With dynastic Chinese political upheavals, cultural changes, and intensive Han migratory pressures from north that led the Tai peoples on the verge of being displaced, some of them migrated southwards. According to linguistic and other historical evidence, the southwestward migration of Southwestern Tai-speaking tribes, in particular, from Guangxi took place sometime between the 8th-10th centuries. Baker and Pasuk give the ground for that dating, southwestern Tai having absorbed many Late Middle Chinese words datable to the seventh century, and stress that the movement was not one mass migration but many small groups over decades.
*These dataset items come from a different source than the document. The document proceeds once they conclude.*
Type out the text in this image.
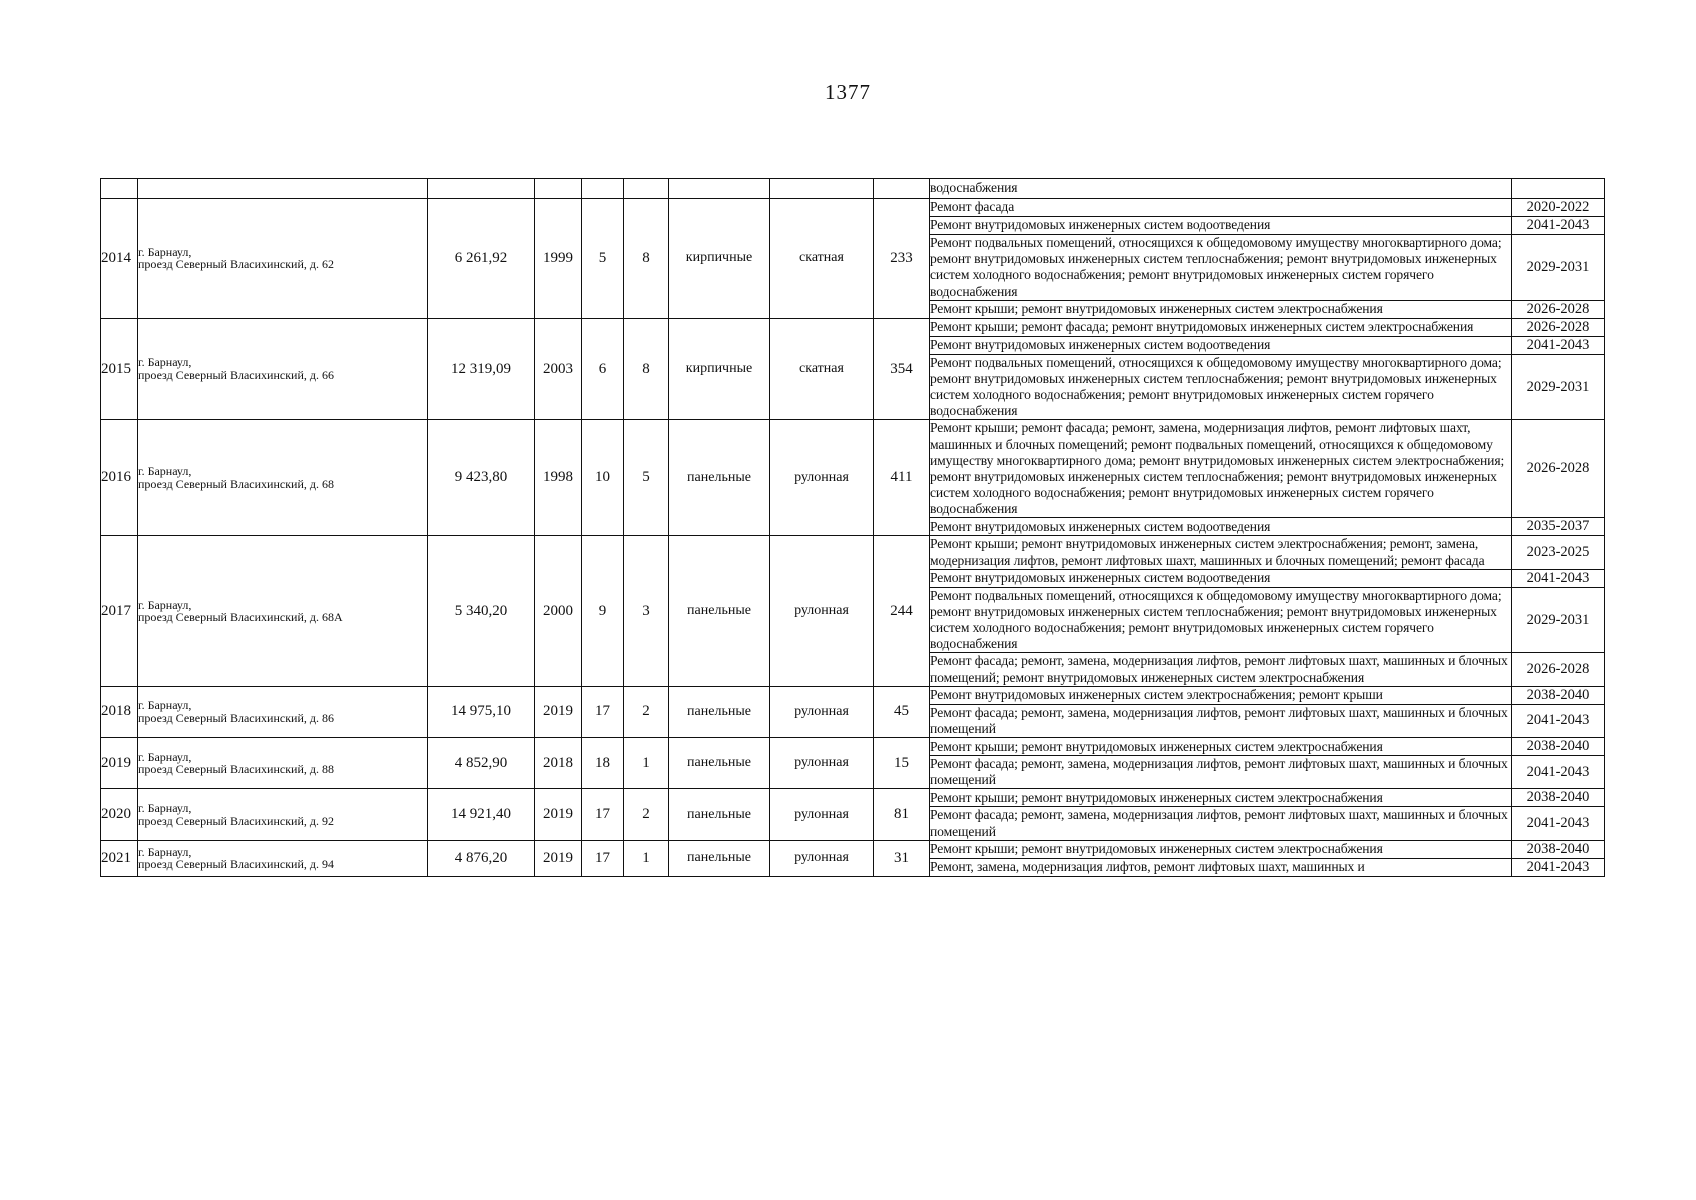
1377
									водоснабжения	
2014	г. Барнаул,
проезд Северный Власихинский, д. 62	6 261,92	1999	5	8	кирпичные	скатная	233	Ремонт фасада	2020-2022
									Ремонт внутридомовых инженерных систем водоотведения	2041-2043
									Ремонт подвальных помещений, относящихся к общедомовому имуществу многоквартирного дома; ремонт внутридомовых инженерных систем теплоснабжения; ремонт внутридомовых инженерных систем холодного водоснабжения; ремонт внутридомовых инженерных систем горячего водоснабжения	2029-2031
									Ремонт крыши; ремонт внутридомовых инженерных систем электроснабжения	2026-2028
2015	г. Барнаул,
проезд Северный Власихинский, д. 66	12 319,09	2003	6	8	кирпичные	скатная	354	Ремонт крыши; ремонт фасада; ремонт внутридомовых инженерных систем электроснабжения	2026-2028
									Ремонт внутридомовых инженерных систем водоотведения	2041-2043
									Ремонт подвальных помещений, относящихся к общедомовому имуществу многоквартирного дома; ремонт внутридомовых инженерных систем теплоснабжения; ремонт внутридомовых инженерных систем холодного водоснабжения; ремонт внутридомовых инженерных систем горячего водоснабжения	2029-2031
2016	г. Барнаул,
проезд Северный Власихинский, д. 68	9 423,80	1998	10	5	панельные	рулонная	411	Ремонт крыши; ремонт фасада; ремонт, замена, модернизация лифтов, ремонт лифтовых шахт, машинных и блочных помещений; ремонт подвальных помещений, относящихся к общедомовому имуществу многоквартирного дома; ремонт внутридомовых инженерных систем электроснабжения; ремонт внутридомовых инженерных систем теплоснабжения; ремонт внутридомовых инженерных систем холодного водоснабжения; ремонт внутридомовых инженерных систем горячего водоснабжения	2026-2028
									Ремонт внутридомовых инженерных систем водоотведения	2035-2037
2017	г. Барнаул,
проезд Северный Власихинский, д. 68А	5 340,20	2000	9	3	панельные	рулонная	244	Ремонт крыши; ремонт внутридомовых инженерных систем электроснабжения; ремонт, замена, модернизация лифтов, ремонт лифтовых шахт, машинных и блочных помещений; ремонт фасада	2023-2025
									Ремонт внутридомовых инженерных систем водоотведения	2041-2043
									Ремонт подвальных помещений, относящихся к общедомовому имуществу многоквартирного дома; ремонт внутридомовых инженерных систем теплоснабжения; ремонт внутридомовых инженерных систем холодного водоснабжения; ремонт внутридомовых инженерных систем горячего водоснабжения	2029-2031
									Ремонт фасада; ремонт, замена, модернизация лифтов, ремонт лифтовых шахт, машинных и блочных помещений; ремонт внутридомовых инженерных систем электроснабжения	2026-2028
2018	г. Барнаул,
проезд Северный Власихинский, д. 86	14 975,10	2019	17	2	панельные	рулонная	45	Ремонт внутридомовых инженерных систем электроснабжения; ремонт крыши	2038-2040
									Ремонт фасада; ремонт, замена, модернизация лифтов, ремонт лифтовых шахт, машинных и блочных помещений	2041-2043
2019	г. Барнаул,
проезд Северный Власихинский, д. 88	4 852,90	2018	18	1	панельные	рулонная	15	Ремонт крыши; ремонт внутридомовых инженерных систем электроснабжения	2038-2040
									Ремонт фасада; ремонт, замена, модернизация лифтов, ремонт лифтовых шахт, машинных и блочных помещений	2041-2043
2020	г. Барнаул,
проезд Северный Власихинский, д. 92	14 921,40	2019	17	2	панельные	рулонная	81	Ремонт крыши; ремонт внутридомовых инженерных систем электроснабжения	2038-2040
									Ремонт фасада; ремонт, замена, модернизация лифтов, ремонт лифтовых шахт, машинных и блочных помещений	2041-2043
2021	г. Барнаул,
проезд Северный Власихинский, д. 94	4 876,20	2019	17	1	панельные	рулонная	31	Ремонт крыши; ремонт внутридомовых инженерных систем электроснабжения	2038-2040
									Ремонт, замена, модернизация лифтов, ремонт лифтовых шахт, машинных и	2041-2043
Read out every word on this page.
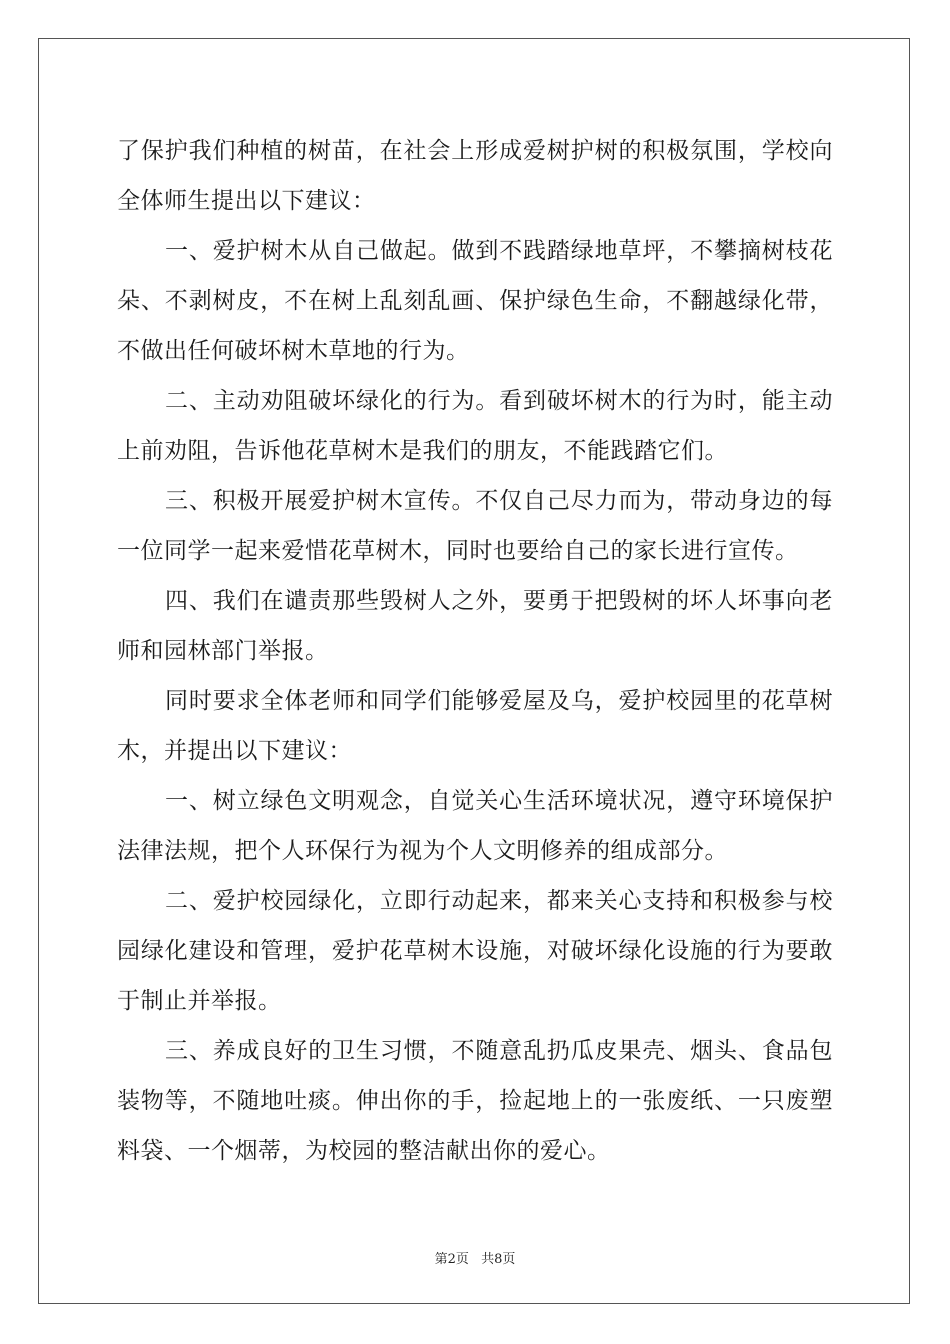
了保护我们种植的树苗，在社会上形成爱树护树的积极氛围，学校向
全体师生提出以下建议：

一、爱护树木从自己做起。做到不践踏绿地草坪，不攀摘树枝花
朵、不剥树皮，不在树上乱刻乱画、保护绿色生命，不翻越绿化带，
不做出任何破坏树木草地的行为。

二、主动劝阻破坏绿化的行为。看到破坏树木的行为时，能主动
上前劝阻，告诉他花草树木是我们的朋友，不能践踏它们。

三、积极开展爱护树木宣传。不仅自己尽力而为，带动身边的每
一位同学一起来爱惜花草树木，同时也要给自己的家长进行宣传。

四、我们在谴责那些毁树人之外，要勇于把毁树的坏人坏事向老
师和园林部门举报。

同时要求全体老师和同学们能够爱屋及乌，爱护校园里的花草树
木，并提出以下建议：

一、树立绿色文明观念，自觉关心生活环境状况，遵守环境保护
法律法规，把个人环保行为视为个人文明修养的组成部分。

二、爱护校园绿化，立即行动起来，都来关心支持和积极参与校
园绿化建设和管理，爱护花草树木设施，对破坏绿化设施的行为要敢
于制止并举报。

三、养成良好的卫生习惯，不随意乱扔瓜皮果壳、烟头、食品包
装物等，不随地吐痰。伸出你的手，捡起地上的一张废纸、一只废塑
料袋、一个烟蒂，为校园的整洁献出你的爱心。

第2页 共8页
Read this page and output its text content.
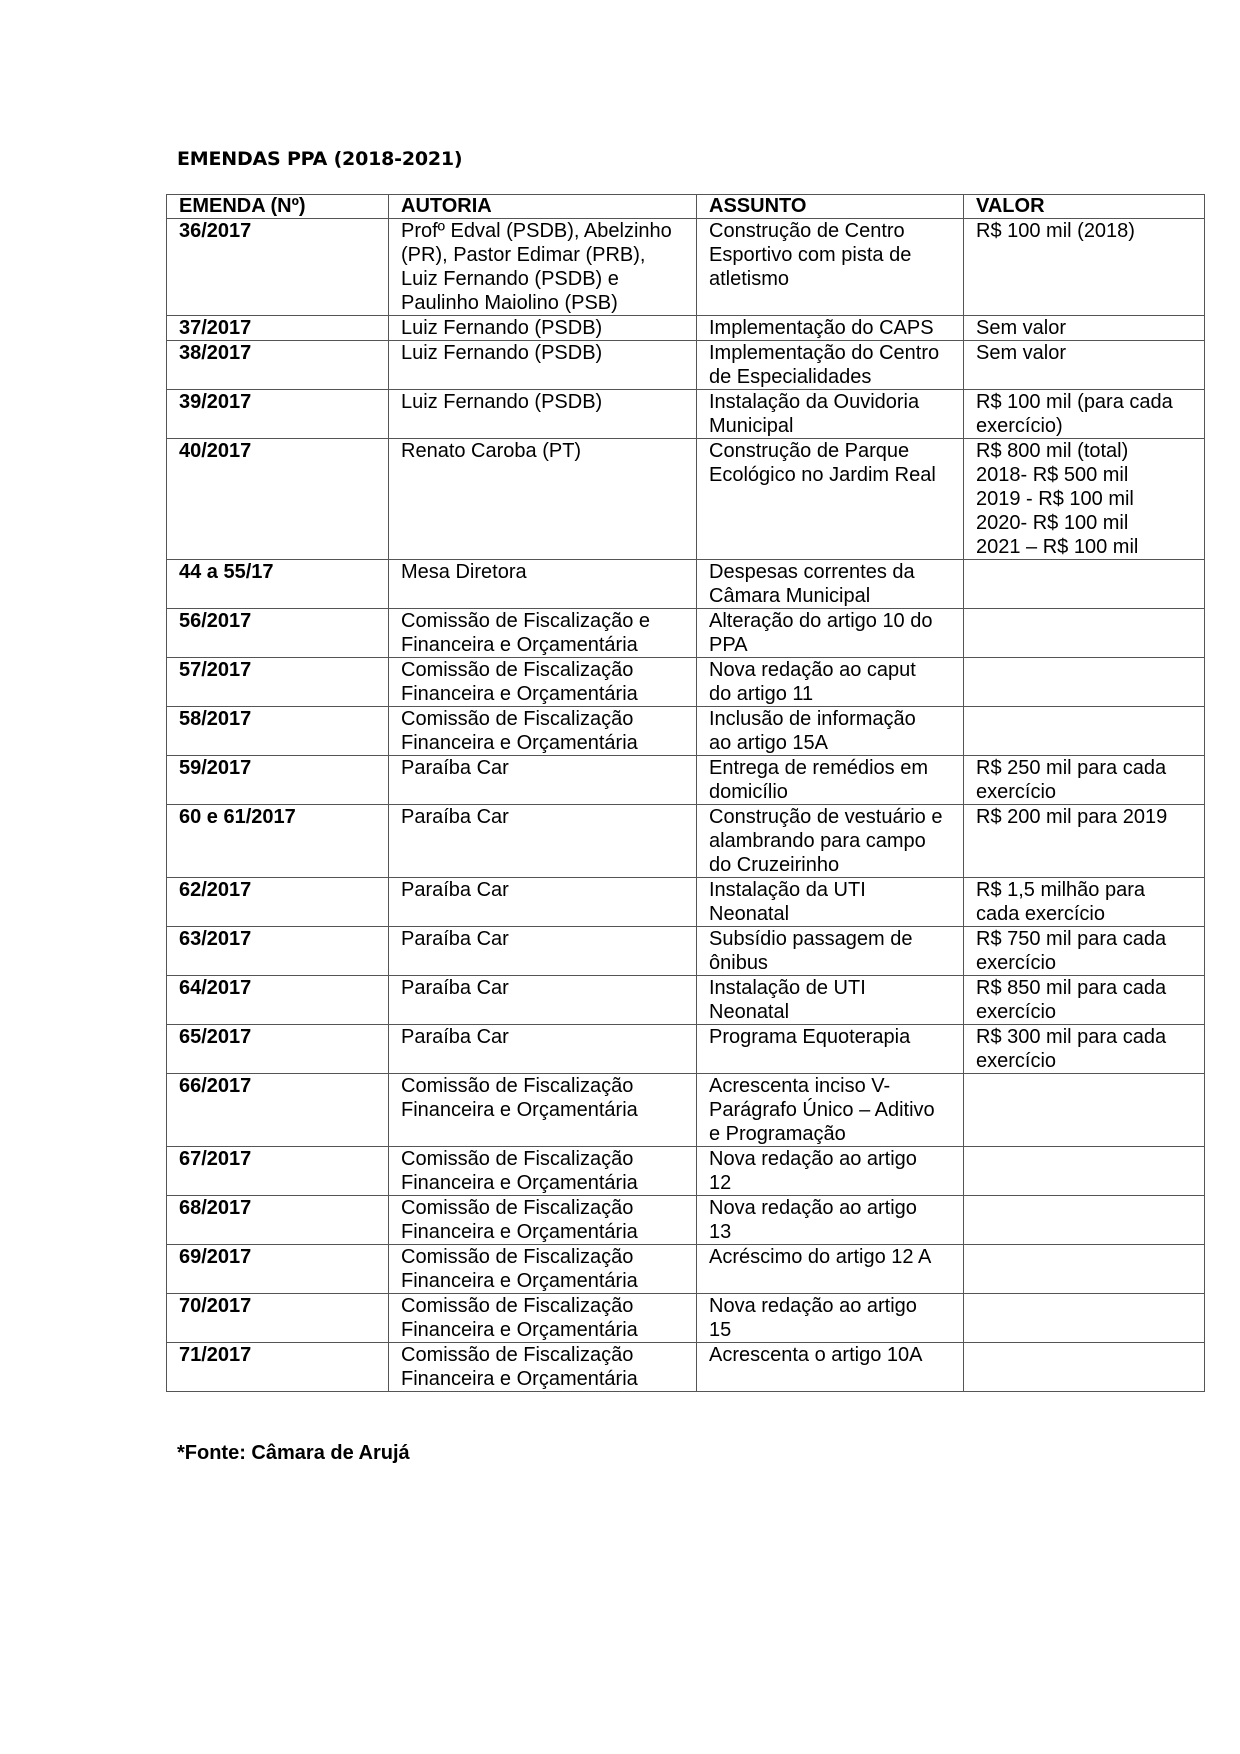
EMENDAS PPA (2018-2021)
EMENDA (Nº)	AUTORIA	ASSUNTO	VALOR
36/2017	Profº Edval (PSDB), Abelzinho
(PR), Pastor Edimar (PRB),
Luiz Fernando (PSDB) e
Paulinho Maiolino (PSB)	Construção de Centro
Esportivo com pista de
atletismo	R$ 100 mil (2018)

37/2017	Luiz Fernando (PSDB)	Implementação do CAPS	Sem valor

38/2017	Luiz Fernando (PSDB)	Implementação do Centro
de Especialidades	Sem valor

39/2017	Luiz Fernando (PSDB)	Instalação da Ouvidoria
Municipal	R$ 100 mil (para cada
exercício)

40/2017	Renato Caroba (PT)	Construção de Parque
Ecológico no Jardim Real	R$ 800 mil (total)
2018- R$ 500 mil
2019 - R$ 100 mil
2020- R$ 100 mil
2021 – R$ 100 mil

44 a 55/17	Mesa Diretora	Despesas correntes da
Câmara Municipal	

56/2017	Comissão de Fiscalização e
Financeira e Orçamentária	Alteração do artigo 10 do
PPA	

57/2017	Comissão de Fiscalização
Financeira e Orçamentária	Nova redação ao caput
do artigo 11	

58/2017	Comissão de Fiscalização
Financeira e Orçamentária	Inclusão de informação
ao artigo 15A	

59/2017	Paraíba Car	Entrega de remédios em
domicílio	R$ 250 mil para cada
exercício

60 e 61/2017	Paraíba Car	Construção de vestuário e
alambrando para campo
do Cruzeirinho	R$ 200 mil para 2019

62/2017	Paraíba Car	Instalação da UTI
Neonatal	R$ 1,5 milhão para
cada exercício

63/2017	Paraíba Car	Subsídio passagem de
ônibus	R$ 750 mil para cada
exercício

64/2017	Paraíba Car	Instalação de UTI
Neonatal	R$ 850 mil para cada
exercício

65/2017	Paraíba Car	Programa Equoterapia	R$ 300 mil para cada
exercício

66/2017	Comissão de Fiscalização
Financeira e Orçamentária	Acrescenta inciso V-
Parágrafo Único – Aditivo
e Programação	

67/2017	Comissão de Fiscalização
Financeira e Orçamentária	Nova redação ao artigo
12	

68/2017	Comissão de Fiscalização
Financeira e Orçamentária	Nova redação ao artigo
13	

69/2017	Comissão de Fiscalização
Financeira e Orçamentária	Acréscimo do artigo 12 A	

70/2017	Comissão de Fiscalização
Financeira e Orçamentária	Nova redação ao artigo
15	

71/2017	Comissão de Fiscalização
Financeira e Orçamentária	Acrescenta o artigo 10A	

*Fonte: Câmara de Arujá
A dated tree of the Kra-Dai languages published in 2023 gives the Guangxi–Guangdong coast as the most likely starting point and places their spread into mainland Southeast Asia within the last 2,000 years. That tree also places the family's first split at about 4,000 years ago, with a range of roughly 2,700 to 5,500. Kampuansai and colleagues find the Tai-Kadai populations of Thailand closer to Iron Age samples from Taiwan and southern China than to ancient samples from Southeast Asia, most strongly in the north. Yin and colleagues read the haplotype sharing between Austroasiatic speakers and their Tai-Kadai, Austronesian and Sino-Tibetan neighbours as relatedness from about 1,160 years ago.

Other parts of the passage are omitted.